One of my readers suggested that the previous installment in this series read more like a story than a list of ideas. I suppose that is the way of related ideas—they may be several smaller concepts or one larger concept. It all depends upon how you look upon them.
In this installment, I ventured across a major street to visit a pleasant, quiet suburban neighborhood to see what we could imagine from it.
The choice wasn’t a random one. I’d heard the call of the coyotes, and I had to see what they wanted from me.
But first, I noticed that something unusual was happening on the outskirts of the neighborhood.
We are used to seeing strings of small, usually white lights. When I was young, they appeared only in places like Disneyland and were called pixie dust or fairy dust. Lately, they’ve been a much more common feature of exterior decoration in many neighborhoods. This was, however, the first example I’ve ever seen of fairy dust inside a house. Could it be that some fae tribe had set up camp in there?
And then there was the couch on the parkway. It’s not uncommon for people to leave out smaller items they think someone might be able to use. But how many people driving by are going to have a vehicle large enough to haul a couch away? Perhaps it was a trap set by faeries. Much like the chair in the Underworld in which Hades convinced Theseus to sit, perhaps the couch was magical, and anyone who sat upon it would be trapped there forever.
Will someone actually sit on a random couch? It is only a matter of time. But I decided not to test my theory about the couch’s nature, for I heard the coyotes calling again. Their pack lived near the top of the hills just to the east, and it was they I sought before the dawn made them hide themselves from the world—and perhaps from me as well.
It was not long before I began to suspect treachery of some kind.

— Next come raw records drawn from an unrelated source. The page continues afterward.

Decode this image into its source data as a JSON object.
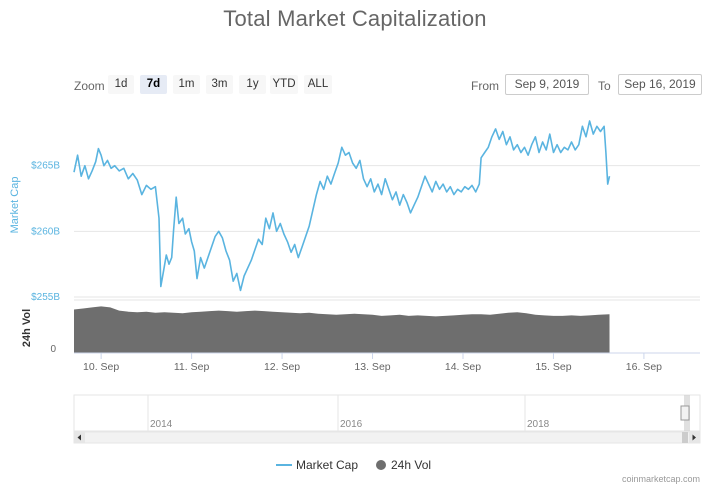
{
  "title": "Total Market Capitalization",
  "zoom": {
    "label": "Zoom",
    "buttons": [
      "1d",
      "7d",
      "1m",
      "3m",
      "1y",
      "YTD",
      "ALL"
    ],
    "active": "7d"
  },
  "range": {
    "from_label": "From",
    "from_value": "Sep 9, 2019",
    "to_label": "To",
    "to_value": "Sep 16, 2019"
  },
  "colors": {
    "market_cap": "#5ab4e0",
    "volume": "#6e6e6e",
    "grid": "#e6e6e6"
  },
  "chart_data": {
    "type": "line",
    "title": "Total Market Capitalization",
    "y_axis": {
      "label": "Market Cap",
      "ticks": [
        "$265B",
        "$260B",
        "$255B"
      ],
      "tick_values": [
        265,
        260,
        255
      ],
      "range": [
        255,
        270
      ]
    },
    "volume_axis": {
      "label": "24h Vol",
      "ticks": [
        "0"
      ]
    },
    "x_axis": {
      "ticks": [
        "10. Sep",
        "11. Sep",
        "12. Sep",
        "13. Sep",
        "14. Sep",
        "15. Sep",
        "16. Sep"
      ],
      "range_days": [
        9.7,
        16.62
      ]
    },
    "series": [
      {
        "name": "Market Cap",
        "unit": "$B",
        "points": [
          [
            9.7,
            264.5
          ],
          [
            9.74,
            265.8
          ],
          [
            9.78,
            264.2
          ],
          [
            9.82,
            265.0
          ],
          [
            9.86,
            264.0
          ],
          [
            9.9,
            264.6
          ],
          [
            9.94,
            265.3
          ],
          [
            9.97,
            266.3
          ],
          [
            10.0,
            265.8
          ],
          [
            10.03,
            265.0
          ],
          [
            10.07,
            265.4
          ],
          [
            10.11,
            264.8
          ],
          [
            10.15,
            265.0
          ],
          [
            10.2,
            264.6
          ],
          [
            10.25,
            264.8
          ],
          [
            10.3,
            264.0
          ],
          [
            10.35,
            264.4
          ],
          [
            10.4,
            263.9
          ],
          [
            10.45,
            262.8
          ],
          [
            10.5,
            263.5
          ],
          [
            10.55,
            263.2
          ],
          [
            10.6,
            263.4
          ],
          [
            10.64,
            261.0
          ],
          [
            10.66,
            255.8
          ],
          [
            10.69,
            257.0
          ],
          [
            10.72,
            258.2
          ],
          [
            10.75,
            257.5
          ],
          [
            10.78,
            258.0
          ],
          [
            10.8,
            260.0
          ],
          [
            10.83,
            262.6
          ],
          [
            10.86,
            260.6
          ],
          [
            10.9,
            261.0
          ],
          [
            10.93,
            259.8
          ],
          [
            10.97,
            260.2
          ],
          [
            11.0,
            259.2
          ],
          [
            11.03,
            258.5
          ],
          [
            11.06,
            256.4
          ],
          [
            11.1,
            258.0
          ],
          [
            11.14,
            257.2
          ],
          [
            11.18,
            258.0
          ],
          [
            11.22,
            258.8
          ],
          [
            11.26,
            259.6
          ],
          [
            11.3,
            260.0
          ],
          [
            11.34,
            259.5
          ],
          [
            11.38,
            258.5
          ],
          [
            11.42,
            257.8
          ],
          [
            11.46,
            256.2
          ],
          [
            11.5,
            256.8
          ],
          [
            11.54,
            255.5
          ],
          [
            11.58,
            256.6
          ],
          [
            11.62,
            257.2
          ],
          [
            11.66,
            257.8
          ],
          [
            11.7,
            258.6
          ],
          [
            11.74,
            259.4
          ],
          [
            11.78,
            259.0
          ],
          [
            11.82,
            261.0
          ],
          [
            11.86,
            260.2
          ],
          [
            11.9,
            261.4
          ],
          [
            11.94,
            260.0
          ],
          [
            11.98,
            260.6
          ],
          [
            12.02,
            259.8
          ],
          [
            12.06,
            259.2
          ],
          [
            12.1,
            258.4
          ],
          [
            12.14,
            259.0
          ],
          [
            12.18,
            258.0
          ],
          [
            12.22,
            258.8
          ],
          [
            12.26,
            259.6
          ],
          [
            12.3,
            260.4
          ],
          [
            12.34,
            261.6
          ],
          [
            12.38,
            262.8
          ],
          [
            12.42,
            263.8
          ],
          [
            12.46,
            263.2
          ],
          [
            12.5,
            264.2
          ],
          [
            12.54,
            263.6
          ],
          [
            12.58,
            264.4
          ],
          [
            12.62,
            265.2
          ],
          [
            12.66,
            266.4
          ],
          [
            12.7,
            265.8
          ],
          [
            12.74,
            266.0
          ],
          [
            12.78,
            265.2
          ],
          [
            12.82,
            264.8
          ],
          [
            12.86,
            265.4
          ],
          [
            12.9,
            264.0
          ],
          [
            12.94,
            263.4
          ],
          [
            12.98,
            264.0
          ],
          [
            13.02,
            263.0
          ],
          [
            13.06,
            263.6
          ],
          [
            13.1,
            262.8
          ],
          [
            13.14,
            264.0
          ],
          [
            13.18,
            263.2
          ],
          [
            13.22,
            262.4
          ],
          [
            13.26,
            263.0
          ],
          [
            13.3,
            262.0
          ],
          [
            13.34,
            262.8
          ],
          [
            13.38,
            262.2
          ],
          [
            13.42,
            261.4
          ],
          [
            13.46,
            262.0
          ],
          [
            13.5,
            262.6
          ],
          [
            13.54,
            263.4
          ],
          [
            13.58,
            264.2
          ],
          [
            13.62,
            263.6
          ],
          [
            13.66,
            263.0
          ],
          [
            13.7,
            263.8
          ],
          [
            13.74,
            263.2
          ],
          [
            13.78,
            263.6
          ],
          [
            13.82,
            263.0
          ],
          [
            13.86,
            263.4
          ],
          [
            13.9,
            262.8
          ],
          [
            13.94,
            263.2
          ],
          [
            13.98,
            263.0
          ],
          [
            14.02,
            263.4
          ],
          [
            14.06,
            263.2
          ],
          [
            14.1,
            263.5
          ],
          [
            14.14,
            263.0
          ],
          [
            14.18,
            263.6
          ],
          [
            14.2,
            265.6
          ],
          [
            14.24,
            266.0
          ],
          [
            14.28,
            266.4
          ],
          [
            14.32,
            267.2
          ],
          [
            14.36,
            267.8
          ],
          [
            14.4,
            267.0
          ],
          [
            14.44,
            267.6
          ],
          [
            14.48,
            266.6
          ],
          [
            14.52,
            267.2
          ],
          [
            14.56,
            266.2
          ],
          [
            14.6,
            266.6
          ],
          [
            14.64,
            266.0
          ],
          [
            14.68,
            266.4
          ],
          [
            14.72,
            265.8
          ],
          [
            14.76,
            266.6
          ],
          [
            14.8,
            267.2
          ],
          [
            14.84,
            266.0
          ],
          [
            14.88,
            266.8
          ],
          [
            14.92,
            266.2
          ],
          [
            14.96,
            267.4
          ],
          [
            15.0,
            266.0
          ],
          [
            15.04,
            266.6
          ],
          [
            15.08,
            266.0
          ],
          [
            15.12,
            266.4
          ],
          [
            15.16,
            266.2
          ],
          [
            15.2,
            266.8
          ],
          [
            15.24,
            266.2
          ],
          [
            15.28,
            266.6
          ],
          [
            15.32,
            268.0
          ],
          [
            15.36,
            267.2
          ],
          [
            15.4,
            268.4
          ],
          [
            15.44,
            267.4
          ],
          [
            15.48,
            268.0
          ],
          [
            15.52,
            267.6
          ],
          [
            15.56,
            268.0
          ],
          [
            15.58,
            266.0
          ],
          [
            15.6,
            263.6
          ],
          [
            15.62,
            264.2
          ]
        ]
      },
      {
        "name": "24h Vol",
        "type": "area",
        "points": [
          [
            9.7,
            0.82
          ],
          [
            9.8,
            0.84
          ],
          [
            9.9,
            0.86
          ],
          [
            10.0,
            0.88
          ],
          [
            10.1,
            0.86
          ],
          [
            10.2,
            0.8
          ],
          [
            10.3,
            0.78
          ],
          [
            10.4,
            0.77
          ],
          [
            10.5,
            0.78
          ],
          [
            10.6,
            0.76
          ],
          [
            10.7,
            0.77
          ],
          [
            10.8,
            0.76
          ],
          [
            10.9,
            0.75
          ],
          [
            11.0,
            0.77
          ],
          [
            11.1,
            0.78
          ],
          [
            11.2,
            0.79
          ],
          [
            11.3,
            0.8
          ],
          [
            11.4,
            0.79
          ],
          [
            11.5,
            0.78
          ],
          [
            11.6,
            0.79
          ],
          [
            11.7,
            0.8
          ],
          [
            11.8,
            0.79
          ],
          [
            11.9,
            0.78
          ],
          [
            12.0,
            0.77
          ],
          [
            12.1,
            0.76
          ],
          [
            12.2,
            0.75
          ],
          [
            12.3,
            0.76
          ],
          [
            12.4,
            0.74
          ],
          [
            12.5,
            0.73
          ],
          [
            12.6,
            0.72
          ],
          [
            12.7,
            0.73
          ],
          [
            12.8,
            0.74
          ],
          [
            12.9,
            0.73
          ],
          [
            13.0,
            0.72
          ],
          [
            13.1,
            0.7
          ],
          [
            13.2,
            0.71
          ],
          [
            13.3,
            0.72
          ],
          [
            13.4,
            0.7
          ],
          [
            13.5,
            0.71
          ],
          [
            13.6,
            0.7
          ],
          [
            13.7,
            0.69
          ],
          [
            13.8,
            0.7
          ],
          [
            13.9,
            0.71
          ],
          [
            14.0,
            0.72
          ],
          [
            14.1,
            0.73
          ],
          [
            14.2,
            0.73
          ],
          [
            14.3,
            0.72
          ],
          [
            14.4,
            0.74
          ],
          [
            14.5,
            0.76
          ],
          [
            14.6,
            0.77
          ],
          [
            14.7,
            0.75
          ],
          [
            14.8,
            0.72
          ],
          [
            14.9,
            0.71
          ],
          [
            15.0,
            0.7
          ],
          [
            15.1,
            0.7
          ],
          [
            15.2,
            0.71
          ],
          [
            15.3,
            0.7
          ],
          [
            15.4,
            0.71
          ],
          [
            15.5,
            0.72
          ],
          [
            15.62,
            0.73
          ]
        ]
      }
    ],
    "legend": [
      "Market Cap",
      "24h Vol"
    ],
    "legend_position": "bottom-center",
    "grid": true
  },
  "navigator": {
    "labels": [
      "2014",
      "2016",
      "2018"
    ]
  },
  "credit": "coinmarketcap.com"
}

I changed the brightness enough for you to see, but on a largely unlit street and in a distracted state, I came close to walking into a trap. It was carefully camouflaged as sidewalk work, but I knew better. I suspected the ghosts I might have offended when I rambled by the cemetery (which is but a short distance from here).
Breathing a sigh of relief after my narrow escape, I proceeded up the street more cautiously, but not too cautiously. The coyotes grew impatient. Their howls were much more demanding now. Invitation had morphed into summons.
The sky showed the first hints of dawn as I encountered an obstacle. The street ended near the base of the hill, meaning I would have to meander through side streets to find a way to the pack. The house on the hilltop appeared dark, but I felt eyes watching me from somewhere.
I walked some distance without finding a street running east and up. Through the underbrush and chain link, I could see clear evidence of another street to the east, but I could discern no clear path to it. Alas, my fence-climbing days were long over.
I managed to get a little higher, and I saw more clear signs of human habitation, but still no sign of a road to the summit, though road there must surely have been. After all, there were houses—or so it appeared. Could it be that these, like the sidewalk trap, were carefully disguised lures?
I checked for maps on my phone, but I couldn’t figure out where I was. Had I slipped into an a parallel universe? The streets were similar to, but not the same as, what the maps showed me. Also, some of the streets were unnamed, and their lines were much lighter, almost like dirt roads. Even if I could find street signs in the darkness, they would be useless to me.
The path forward was not clear. Each time I moved east and up, it encountered yet another obstruction. Perhaps some evil force has used the whole neighborhood as a trap for me, a shadowy labyrinth which I could enter easily enough but from which I could never escape.
I looked for a coyote or two to guide me. They hunt singly or in pairs. Surely, there was at least one headed home at this hour.
I looked—but I did not find. The streets were empty except for me—or so it appeared.
I thought about invoking Coyote’s assistance, for surely he knew the way. But I recalled that he was a trickster and gave up the idea. It could well be his fault that I became lost in the first place.
Yet the coyotes continue to call for me. Their tone had shifted from summons to command—the kind of command one dared not refuse. Moments later, they had shifted to a much gentler tone, though I wasn’t sure why.
“Come to us, for we have long awaited you. Come to us, and we will caress you with our claws. We will kiss you with our teeth. You will become part of our pact. Your blood will become our blood. Your flesh will become our flesh.”
Every instinct I had screamed at me to keep trying until I found a way. The invitation of the coyotes must not be rejected.
But they did not fool me with their metaphors. I knew now what their true intent was.
I knew, but I kept trying to move in their direction, anyway.
At last, I managed to break away and head west. I realize belatedly that whatever was blocking my attempts to reach the coyotes was more benevolent than I realized. Perhaps it was the suspected faeries to the west. Perhaps someone—or something—else that had intervened on my behalf.
As I continued west, I became more certain that I had broken the coyotes’ spell. My bones would not join those of others they had lured to their doom.
At least, not this time.
This is exactly how one should walk through the night. I'm not sure what I'd fear running into more, the fae folk or the coyotes.